Kulvinder Bajwa, Narsi R. Bishnoi, Saloni Gupta, Silambarasan Tamil Selvan

ABSTRACT

Back ground: Rising level of carbon dioxide, increasing demands and value of fuel, generation of waste are the key issues of the modern society. Biodiesel is an alternate to standard fossil fuel. Currently, it's primarily made from vegetable oils associated consequently it's an adverse impact on food security. Lipids from oleaginous microorganisms (e.g. microalgae, bacteria, fungi and yeasts) may well be an alternate feedstock for biodiesel production and therefore the growth and lipid accumulation of Rhodococcus opacus was studied under different environmental conditions.
Results: The current aim of the study is to utilized Box Behnken Design (BBD) of the response surface methodology, for identifying optimum levels of particular variables. BBD design was performed on oleaginous bacterium, Rhodococcus opacus considering pH, temperature and incubation period as independent variables. Lipid and biomass contents were analyzed as response variables. A second order polynomial model produced a satisfactory results of the experimental data with regard to biomass yield and lipid content % (R2 = 98, 04, 96.96 (P ≤ 0.01). Optimum results of the experiments were 3.82 gL-1 biomass and lipid content 33.55% at optimized conditions pH-7, temperature-300C and incubation time - 72 hrs. Results of predicted and actual response were differing with 2 to 3 % and desirability of model 98%.


KEYWORDS

Rhodococcus sp. 16sRNA, Response surface methodology, Box Behnken design, biomass, lipid

INTRODUCTION

Elevated concentration carbon dioxide (CO2) emission due to standard fossil fuel burning degrading eological environment; resulted shift in global climate, which is the main concern of the world (Kumar et al., 2018). Fossil fuel is depleting very fast and cost is increasing, therefore, there is an urgent need to develop methods for low carbon fuel i.e. biofuel or biodiesel (Kumar & Thakur, 2018). Biodiesel is a renewable fuel that can potentially be produced in microbes cost effectively and environment friendly (Papanikolaou et al., 2008; Easterling et al., 2009; Cho & Park, 2018). Microbial community such as microalgae cyanobacteria,oleaginous microorganisms, oil from seeds of green plants and waste cooking oils are used for biodiesel production (Kumar & Thakur, 2018). Microorganisms contain lipid in their cytoplasmic membrane therefore considered as rich sources of oils and fats for biodiesel production. (Molina et al., 2017). Biodiesel comprises of fatty acid methyl esters, originating from vegetable oils and animal fats mainly by trans-esterification of triacylglycerols (TAGs) or from free fatty acids has drawn attention as an ecofriendly, renewable substitute, biodegradable and nontoxic fuel (Easterling et al., 2009; Papanikolaou et al., 2008). Furthermore within the field of biodiesel not only algal biofuel of conventional energy resources, microorganism oils even have been gaining a lot of attention as a supplier of novel oils. Bacterial lipids applicable for renewable fuels production and chemicals derived from biological oils or fats (Castro et al., 2016). Additionally , they have numerous benefits, such as shorter life span, lesser laborious, season and climate, easy cultivation (Hidalgo et al., 2013; Shruthi et al., 2014). According to Papanikolaou and Aggelis, microorganism characterized as oleaginous and their oil as single cell oil, unicellular oil or microbial oil because they have accumulation capabilty of oil more than 20-25%  as dry cellular biomass (Papanikolaou & Aggelis, 2011)
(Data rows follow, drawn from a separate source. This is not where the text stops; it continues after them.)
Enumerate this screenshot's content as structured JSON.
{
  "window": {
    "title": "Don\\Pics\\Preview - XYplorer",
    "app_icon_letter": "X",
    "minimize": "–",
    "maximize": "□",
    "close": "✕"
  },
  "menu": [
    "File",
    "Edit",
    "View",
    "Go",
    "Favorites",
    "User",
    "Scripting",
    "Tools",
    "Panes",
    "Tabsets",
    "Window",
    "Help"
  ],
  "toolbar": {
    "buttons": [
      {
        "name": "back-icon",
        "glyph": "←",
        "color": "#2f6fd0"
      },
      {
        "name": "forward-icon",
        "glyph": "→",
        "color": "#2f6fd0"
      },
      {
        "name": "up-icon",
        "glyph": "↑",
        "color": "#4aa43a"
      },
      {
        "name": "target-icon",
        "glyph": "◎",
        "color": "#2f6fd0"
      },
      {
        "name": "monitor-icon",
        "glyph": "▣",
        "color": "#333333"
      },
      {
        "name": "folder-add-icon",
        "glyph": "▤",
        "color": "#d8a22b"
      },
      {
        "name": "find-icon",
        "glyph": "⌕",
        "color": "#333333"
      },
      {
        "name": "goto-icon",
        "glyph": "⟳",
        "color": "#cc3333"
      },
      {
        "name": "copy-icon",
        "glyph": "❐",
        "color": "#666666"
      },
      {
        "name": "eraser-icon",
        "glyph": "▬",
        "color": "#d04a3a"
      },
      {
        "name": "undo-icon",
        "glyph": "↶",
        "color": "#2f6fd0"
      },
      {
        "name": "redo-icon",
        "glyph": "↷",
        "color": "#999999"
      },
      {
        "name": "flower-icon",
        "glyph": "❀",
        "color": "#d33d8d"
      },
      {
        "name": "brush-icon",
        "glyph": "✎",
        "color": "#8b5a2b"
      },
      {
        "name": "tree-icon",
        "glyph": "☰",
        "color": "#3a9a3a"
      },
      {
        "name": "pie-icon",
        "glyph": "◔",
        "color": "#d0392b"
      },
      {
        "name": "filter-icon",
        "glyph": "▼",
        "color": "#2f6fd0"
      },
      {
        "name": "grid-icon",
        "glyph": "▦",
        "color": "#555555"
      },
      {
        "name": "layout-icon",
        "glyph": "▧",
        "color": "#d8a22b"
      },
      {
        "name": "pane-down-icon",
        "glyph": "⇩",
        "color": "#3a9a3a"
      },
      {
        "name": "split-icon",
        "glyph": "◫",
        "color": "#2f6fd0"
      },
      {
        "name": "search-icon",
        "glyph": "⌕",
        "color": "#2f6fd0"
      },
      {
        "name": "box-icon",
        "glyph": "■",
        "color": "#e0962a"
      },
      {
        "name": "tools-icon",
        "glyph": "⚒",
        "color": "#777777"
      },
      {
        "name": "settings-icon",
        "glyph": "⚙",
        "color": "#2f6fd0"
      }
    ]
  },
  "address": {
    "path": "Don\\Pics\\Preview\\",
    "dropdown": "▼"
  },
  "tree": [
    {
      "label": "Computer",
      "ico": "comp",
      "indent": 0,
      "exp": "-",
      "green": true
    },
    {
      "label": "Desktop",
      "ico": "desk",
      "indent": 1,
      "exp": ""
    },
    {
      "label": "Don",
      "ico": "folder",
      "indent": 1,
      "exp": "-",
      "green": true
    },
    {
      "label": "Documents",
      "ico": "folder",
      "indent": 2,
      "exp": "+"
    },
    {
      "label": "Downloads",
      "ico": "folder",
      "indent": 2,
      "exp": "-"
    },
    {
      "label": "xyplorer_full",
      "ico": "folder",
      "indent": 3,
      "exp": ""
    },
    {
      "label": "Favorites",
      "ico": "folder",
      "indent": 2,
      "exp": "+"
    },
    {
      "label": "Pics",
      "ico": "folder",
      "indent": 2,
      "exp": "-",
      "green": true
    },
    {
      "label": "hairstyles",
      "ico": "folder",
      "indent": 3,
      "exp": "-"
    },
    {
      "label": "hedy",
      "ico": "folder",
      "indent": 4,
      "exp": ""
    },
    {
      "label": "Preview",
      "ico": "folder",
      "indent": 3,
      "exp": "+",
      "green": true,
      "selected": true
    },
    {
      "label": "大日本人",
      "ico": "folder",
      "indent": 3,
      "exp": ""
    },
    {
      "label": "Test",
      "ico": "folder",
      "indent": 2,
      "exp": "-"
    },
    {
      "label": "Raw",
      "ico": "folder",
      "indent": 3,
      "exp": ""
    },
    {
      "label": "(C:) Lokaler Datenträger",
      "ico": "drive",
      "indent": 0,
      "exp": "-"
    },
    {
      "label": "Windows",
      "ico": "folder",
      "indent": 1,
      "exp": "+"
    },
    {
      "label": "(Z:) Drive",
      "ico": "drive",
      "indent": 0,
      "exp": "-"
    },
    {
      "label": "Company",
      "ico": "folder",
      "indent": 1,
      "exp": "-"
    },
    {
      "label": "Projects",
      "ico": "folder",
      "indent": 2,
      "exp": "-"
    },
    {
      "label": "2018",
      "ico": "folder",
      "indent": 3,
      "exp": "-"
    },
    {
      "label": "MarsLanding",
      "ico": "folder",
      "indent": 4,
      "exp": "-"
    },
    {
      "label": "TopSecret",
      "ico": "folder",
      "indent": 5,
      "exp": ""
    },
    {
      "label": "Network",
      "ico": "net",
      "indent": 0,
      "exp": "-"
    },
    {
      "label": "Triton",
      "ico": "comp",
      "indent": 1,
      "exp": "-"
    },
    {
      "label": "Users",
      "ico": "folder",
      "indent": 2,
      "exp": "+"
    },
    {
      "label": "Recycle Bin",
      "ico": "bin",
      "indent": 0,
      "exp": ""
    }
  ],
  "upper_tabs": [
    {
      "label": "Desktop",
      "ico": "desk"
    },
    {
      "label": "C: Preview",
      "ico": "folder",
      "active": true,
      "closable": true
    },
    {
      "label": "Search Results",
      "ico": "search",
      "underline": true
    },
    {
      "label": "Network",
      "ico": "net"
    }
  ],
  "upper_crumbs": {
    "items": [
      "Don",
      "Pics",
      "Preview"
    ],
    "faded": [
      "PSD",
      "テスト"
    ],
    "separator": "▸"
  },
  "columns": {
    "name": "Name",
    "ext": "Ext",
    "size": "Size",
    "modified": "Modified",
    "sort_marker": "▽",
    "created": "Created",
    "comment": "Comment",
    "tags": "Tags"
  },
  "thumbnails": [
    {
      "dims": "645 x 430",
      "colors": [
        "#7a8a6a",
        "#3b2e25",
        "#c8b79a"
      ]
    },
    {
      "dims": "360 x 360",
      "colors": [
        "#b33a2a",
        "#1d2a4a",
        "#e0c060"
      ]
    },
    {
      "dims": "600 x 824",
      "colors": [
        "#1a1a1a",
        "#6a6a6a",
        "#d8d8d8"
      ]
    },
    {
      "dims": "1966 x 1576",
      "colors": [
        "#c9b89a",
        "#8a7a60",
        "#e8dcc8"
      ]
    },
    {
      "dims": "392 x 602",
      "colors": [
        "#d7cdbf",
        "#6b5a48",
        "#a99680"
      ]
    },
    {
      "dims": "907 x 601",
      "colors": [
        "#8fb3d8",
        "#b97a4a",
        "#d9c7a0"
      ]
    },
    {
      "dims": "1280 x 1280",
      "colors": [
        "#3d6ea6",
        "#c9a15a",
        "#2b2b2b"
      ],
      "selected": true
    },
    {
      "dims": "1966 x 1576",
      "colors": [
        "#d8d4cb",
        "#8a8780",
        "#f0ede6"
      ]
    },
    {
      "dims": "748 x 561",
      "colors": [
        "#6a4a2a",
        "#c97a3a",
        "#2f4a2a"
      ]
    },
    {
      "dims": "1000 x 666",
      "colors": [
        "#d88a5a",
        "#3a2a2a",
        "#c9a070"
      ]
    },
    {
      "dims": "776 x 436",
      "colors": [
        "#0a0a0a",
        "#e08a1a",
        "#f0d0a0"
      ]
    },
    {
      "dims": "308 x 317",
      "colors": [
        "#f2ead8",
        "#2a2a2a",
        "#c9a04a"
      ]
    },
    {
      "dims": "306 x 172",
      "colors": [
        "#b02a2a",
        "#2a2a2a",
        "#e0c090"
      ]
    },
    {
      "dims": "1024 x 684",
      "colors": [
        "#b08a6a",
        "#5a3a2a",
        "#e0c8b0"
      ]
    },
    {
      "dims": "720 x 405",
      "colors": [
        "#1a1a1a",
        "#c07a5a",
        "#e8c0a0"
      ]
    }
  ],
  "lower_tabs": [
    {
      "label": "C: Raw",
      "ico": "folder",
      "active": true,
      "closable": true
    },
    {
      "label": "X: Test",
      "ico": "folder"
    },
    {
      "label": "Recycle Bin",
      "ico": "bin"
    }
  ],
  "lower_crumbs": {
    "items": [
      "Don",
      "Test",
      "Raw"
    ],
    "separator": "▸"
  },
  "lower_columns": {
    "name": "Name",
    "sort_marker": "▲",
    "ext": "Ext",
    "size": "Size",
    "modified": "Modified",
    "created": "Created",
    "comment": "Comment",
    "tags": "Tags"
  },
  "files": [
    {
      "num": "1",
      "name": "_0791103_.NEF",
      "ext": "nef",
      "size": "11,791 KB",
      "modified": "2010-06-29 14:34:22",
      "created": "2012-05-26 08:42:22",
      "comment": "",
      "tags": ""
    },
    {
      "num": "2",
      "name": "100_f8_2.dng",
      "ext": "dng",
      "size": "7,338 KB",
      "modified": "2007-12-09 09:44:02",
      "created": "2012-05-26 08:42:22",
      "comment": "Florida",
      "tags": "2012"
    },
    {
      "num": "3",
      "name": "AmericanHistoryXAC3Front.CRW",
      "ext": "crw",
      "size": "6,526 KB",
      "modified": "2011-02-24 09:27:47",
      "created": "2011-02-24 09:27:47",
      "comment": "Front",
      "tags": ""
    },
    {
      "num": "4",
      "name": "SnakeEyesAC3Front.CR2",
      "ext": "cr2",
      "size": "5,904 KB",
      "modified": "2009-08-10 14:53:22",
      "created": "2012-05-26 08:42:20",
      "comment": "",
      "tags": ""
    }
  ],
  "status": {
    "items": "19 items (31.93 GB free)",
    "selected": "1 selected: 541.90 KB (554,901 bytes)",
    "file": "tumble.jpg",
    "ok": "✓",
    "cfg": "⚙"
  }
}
Further more, certain genera of bacteria belonging to actinomycetes such as Mycobacterium, Rhodococcus, Gordonia, Streptomyces, Nocardia, Dietzia have potential of accumulating lipid in their cells and TAGs under nitrogen-stress conditions (Zhang et al., 2011;Wang & Pan, 2019). Additionally, oleaginous bacteria having capacity to yield storage lipid, under some growth-restricted conditions also produce special kind of lipids, such as polyhydroxy-alkanoates (PHA) and poly 3-hydroxybutyrate (PHB) and other as cyoplasmic intracellular oil (Mamatha, 2009; Papanikolaou & Aggelis, 2011; Bajwa & Bishnoi, 2016). It has various  impending commercial applications in pharmaceuticals, nutraceuticals industry, rich source of feed for aquaculture and biofuel production (Lewis et al., 2000; Peng, & Chen, 2008; Ongmali et al., 2014). Many environmental factors affect physico-chemical properties of membrane and consequently their functioning which include pressure, pH, temperature, water activity, ions, nutrients, enzymatic activity, microbial growth phase and xenobiotics compounds (Mrozik et al., 2004). Many changes in bacterial fatty acid composition and membrane fluidity occur in response to temperature fluctuations. As growth temperature rises, it is common to observe an increase of the proportion of long-chain and saturated fatty acids within the membrane (Mrozik et al., 2004)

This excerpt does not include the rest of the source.